O jogo começou

By | 03/02/2023 7:01 am

Mais do que simples repetição dos últimos dois anos, reeleição de Lira e de Pacheco é possibilidade do resgate da política. Nessa tarefa, parte relevante da responsabilidade é de Lula

 

(OPINIÃO DO ESTADÃO, em 03/02/2023)

 

Imagem ex-libris

O início de mais uma legislatura, com a eleição dos presidentes da Câmara e do Senado, inaugura uma nova fase na relação entre Legislativo e Executivo. Assim como ocorreu dois anos atrás, o governo federal conseguiu que seus candidatos às chefias das duas Casas Legislativas fossem eleitos. Por ironia, são exatamente os mesmos nomes apoiados, em 2021, pelo presidente Jair Bolsonaro. No entanto, as atuais circunstâncias são muito diferentes. Tem-se agora a perspectiva, que não se viu ao longo dos últimos quatro anos, de que Palácio do Planalto e Congresso queiram efetivamente trabalhar. Eis a novidade: há condições para voltar a tratar de política.

O reconhecimento desse novo cenário – certamente positivo – não significa ignorar os muitos e graves desafios envolvendo o Poder Legislativo e o Executivo. Basta pensar em quem ocupará a presidência da Câmara pelos próximos dois anos: o deputado Arthur Lira. A votação histórica que ele obteve na quarta-feira não significa unidade dos deputados em torno de objetivos comuns programáticos ou mesmo um compromisso coletivo para enfrentar os problemas nacionais. Sua acachapante reeleição é primordialmente resultado de sua habilidade em estabelecer relações fisiológicas com as mais variadas correntes ideológicas.

Há muito tempo não se via tanto poder concentrado numa mão só – e isso nunca é bom sinal. Neste início de legislatura, o que cabe é cobrar compromisso com o interesse público. Arthur Lira disse que sua prioridade é a reforma tributária. Conseguir aprovar um novo marco jurídico para os impostos – mais simples, mais funcional, mais distributivo, mais indutor da economia e dos empregos – é tarefa mais árdua do que alcançar a impressionante marca de 464 votos para se reeleger. Só o tempo dirá se Arthur Lira está realmente disposto a que conste, em sua biografia, esse legado ao País.

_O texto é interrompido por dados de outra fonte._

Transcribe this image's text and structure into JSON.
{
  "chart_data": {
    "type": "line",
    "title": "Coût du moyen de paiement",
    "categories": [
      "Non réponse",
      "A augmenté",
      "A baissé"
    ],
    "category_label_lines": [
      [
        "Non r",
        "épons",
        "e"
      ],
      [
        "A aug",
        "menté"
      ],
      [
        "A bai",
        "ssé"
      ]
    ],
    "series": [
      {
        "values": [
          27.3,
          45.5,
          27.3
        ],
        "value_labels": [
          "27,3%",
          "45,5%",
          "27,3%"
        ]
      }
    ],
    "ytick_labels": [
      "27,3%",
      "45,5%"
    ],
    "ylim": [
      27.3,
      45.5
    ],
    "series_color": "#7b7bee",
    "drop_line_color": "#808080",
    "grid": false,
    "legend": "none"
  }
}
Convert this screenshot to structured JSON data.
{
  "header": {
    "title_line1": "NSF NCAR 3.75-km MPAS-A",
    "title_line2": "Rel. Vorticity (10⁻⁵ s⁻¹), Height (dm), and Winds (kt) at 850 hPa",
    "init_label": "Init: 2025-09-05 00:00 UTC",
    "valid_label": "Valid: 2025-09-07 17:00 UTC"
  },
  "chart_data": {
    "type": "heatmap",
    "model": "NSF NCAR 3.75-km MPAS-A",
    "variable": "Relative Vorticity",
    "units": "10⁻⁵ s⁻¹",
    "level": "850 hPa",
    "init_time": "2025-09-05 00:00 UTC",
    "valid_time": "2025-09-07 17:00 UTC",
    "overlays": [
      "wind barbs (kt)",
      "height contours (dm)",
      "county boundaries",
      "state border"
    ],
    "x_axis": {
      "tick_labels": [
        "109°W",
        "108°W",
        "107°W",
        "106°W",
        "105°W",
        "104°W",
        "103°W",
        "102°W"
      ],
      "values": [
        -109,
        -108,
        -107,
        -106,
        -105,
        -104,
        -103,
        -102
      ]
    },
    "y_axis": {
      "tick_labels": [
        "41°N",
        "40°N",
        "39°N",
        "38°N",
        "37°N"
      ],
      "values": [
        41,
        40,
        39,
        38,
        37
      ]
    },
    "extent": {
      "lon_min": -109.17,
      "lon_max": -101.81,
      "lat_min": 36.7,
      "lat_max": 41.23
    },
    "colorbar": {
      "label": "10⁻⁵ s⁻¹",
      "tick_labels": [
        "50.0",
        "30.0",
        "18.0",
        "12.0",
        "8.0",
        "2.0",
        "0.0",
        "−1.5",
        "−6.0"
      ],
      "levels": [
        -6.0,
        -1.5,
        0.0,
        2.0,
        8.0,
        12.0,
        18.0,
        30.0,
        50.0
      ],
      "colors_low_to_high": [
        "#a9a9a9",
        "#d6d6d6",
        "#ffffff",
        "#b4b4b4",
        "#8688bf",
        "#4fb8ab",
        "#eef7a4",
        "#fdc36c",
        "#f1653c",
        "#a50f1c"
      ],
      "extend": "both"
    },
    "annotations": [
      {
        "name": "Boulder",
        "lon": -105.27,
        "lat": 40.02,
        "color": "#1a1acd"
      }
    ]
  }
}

Ainda que reeleito em situação muito diferente da que se viu na Câmara, pois no Senado o bolsonarismo conseguiu a proeza de reunir votos de 32 senadores em favor da antipolítica, Rodrigo Pacheco tem desafios e responsabilidades similares aos de Arthur Lira. É tempo de especial responsabilidade. Durante os quatro anos de governo Bolsonaro, o Senado exerceu, em vários momentos, um papel de resistência ao negacionismo e à barbárie. Cedeu em situações delicadas – por exemplo, ao aprovar a PEC Kamikaze –, mas foi também, não se pode ignorar, contrapeso importante ao Palácio do Planalto e à própria Câmara. Agora, distanciando-se o mais possível do bolsonarismo – que a nada serve, só destrói –, o Senado tem a missão de defender a Federação, barrar eventuais retrocessos – um risco especialmente alto quando o PT está no governo – e promover as mudanças legislativas necessárias para o desenvolvimento social e econômico do País.

O novo ano legislativo é também ocasião de relembrar a responsabilidade do Executivo. A reeleição de Arthur Lira e de Rodrigo Pacheco, candidatos apoiados pelo Palácio do Planalto, não significa que o governo Lula tenha uma base de apoio confortável no Congresso. Observa-se, na verdade, o exato contrário. Poucas vezes se viu tamanha disparidade político-ideológica entre Executivo e Legislativo. Tal circunstância, se por um lado, demanda cuidado do Palácio do Planalto em relação à governabilidade – o que, em tese, é um aspecto negativo, pela instabilidade envolvida –, por outro, pode exercer uma função positiva, ao exigir moderação e responsabilidade do presidente da República. Mais do que slogan de campanha ou discurso de vitória eleitoral, a construção de um governo realmente amplo, desapegado dos dogmas e hábitos petistas, é condição necessária se Lula deseja fazer política: se de fato pretende governar e enfrentar os problemas nacionais.

O cenário é desafiador, mas os caminhos para a política já não estão obstruídos. Não é questão de alimentar ingenuidades, e sim de exigir responsabilidade das lideranças políticas, no Executivo e no Legislativo. Há muito a fazer e, se quiserem, elas podem realizar muito.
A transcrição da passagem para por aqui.